Hello! Welcome to the Ray community Evan :slight_smile:

There’s a few things that we can do when it comes to resource allocation. Here’s some relevant docs that might help:

Docs:

That being said, I do have a few ideas that might help narrow down why this might be happening.

  1. Check System Limits: Use ulimit -a to check the system’s resource limits. You might be hitting a limit on the number of threads or processes that can be created. Adjust these limits if possible.
  2. Set OMP_NUM_THREADS: If you encounter errors like Resource temporarily unavailable , try setting OMP_NUM_THREADS=1 . This can help if the issue is related to the number of threads being created by underlying libraries.
  3. Reduce Concurrency: Adjust max_concurrent_trials to a lower number to see if it helps.

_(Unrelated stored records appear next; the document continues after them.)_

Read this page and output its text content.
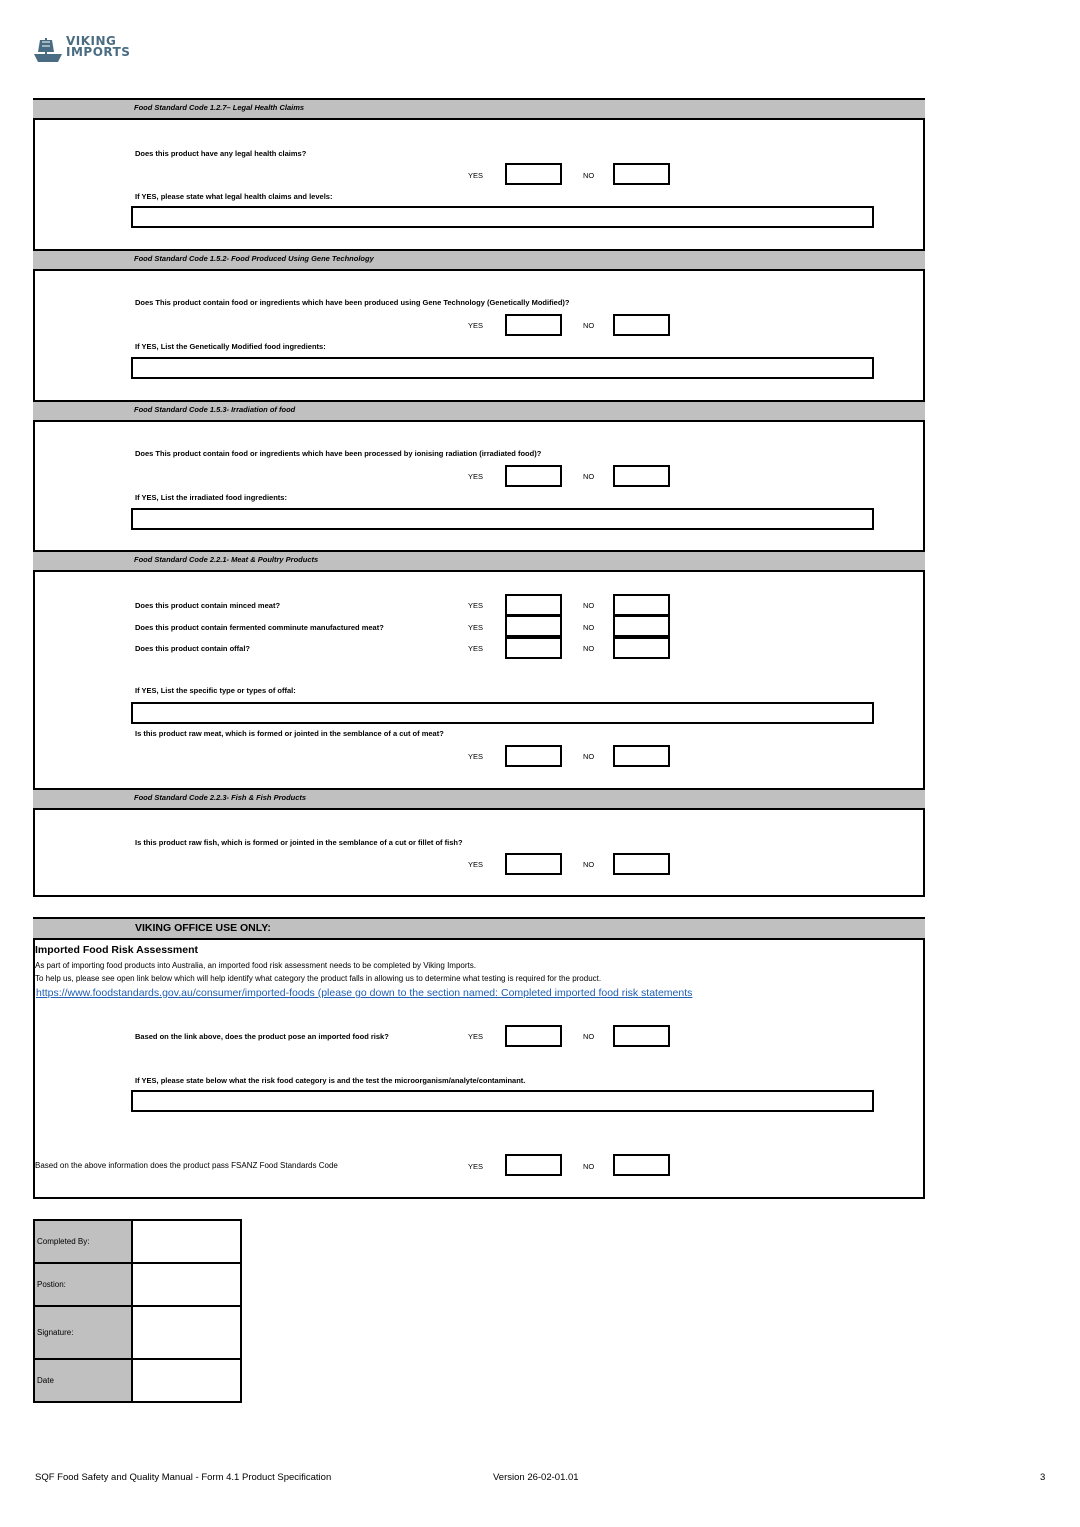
VIKING
IMPORTS
Food Standard Code 1.2.7– Legal Health Claims
Does this product have any legal health claims?
YES	NO
If YES, please state what legal health claims and levels:
Food Standard Code 1.5.2- Food Produced Using Gene Technology
Does This product contain food or ingredients which have been produced using Gene Technology (Genetically Modified)?
YES	NO
If YES, List the Genetically Modified food ingredients:
Food Standard Code 1.5.3- Irradiation of food
Does This product contain food or ingredients which have been processed by ionising radiation (irradiated food)?
YES	NO
If YES, List the irradiated food ingredients:
Food Standard Code 2.2.1- Meat & Poultry Products
Does this product contain minced meat?	YES	NO
Does this product contain fermented comminute manufactured meat?	YES	NO
Does this product contain offal?	YES	NO
If YES, List the specific type or types of offal:
Is this product raw meat, which is formed or jointed in the semblance of a cut of meat?
YES	NO
Food Standard Code 2.2.3- Fish & Fish Products
Is this product raw fish, which is formed or jointed in the semblance of a cut or fillet of fish?
YES	NO
VIKING OFFICE USE ONLY:
Imported Food Risk Assessment
As part of importing food products into Australia, an imported food risk assessment needs to be completed by Viking Imports.
To help us, please see open link below which will help identify what category the product falls in allowing us to determine what testing is required for the product.
https://www.foodstandards.gov.au/consumer/imported-foods (please go down to the section named: Completed imported food risk statements
Based on the link above, does the product pose an imported food risk?	YES	NO
If YES, please state below what the risk food category is and the test the microorganism/analyte/contaminant.
Based on the above information does the product pass FSANZ Food Standards Code	YES	NO
Completed By:
Postion:
Signature:
Date
SQF Food Safety and Quality Manual - Form 4.1 Product Specification	Version 26-02-01.01	3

This can prevent overloading the system with too many concurrent tasks.
  4. Resource Allocation: Ensure that the resources requested by Ray Tune do not exceed the available resources on the server. You might need to adjust the num_cpus parameter to match the actual available CPUs instead of hardcoding it to 15 (not sure how else you dynamically allocate it there).
  5. Debugging Tools: Use ray stack , ray timeline , and ray memory to debug unexpected hangs or performance issues.

Do you have any examples of like the errors that occur when it dies? Are there any common ones or are they all different every time?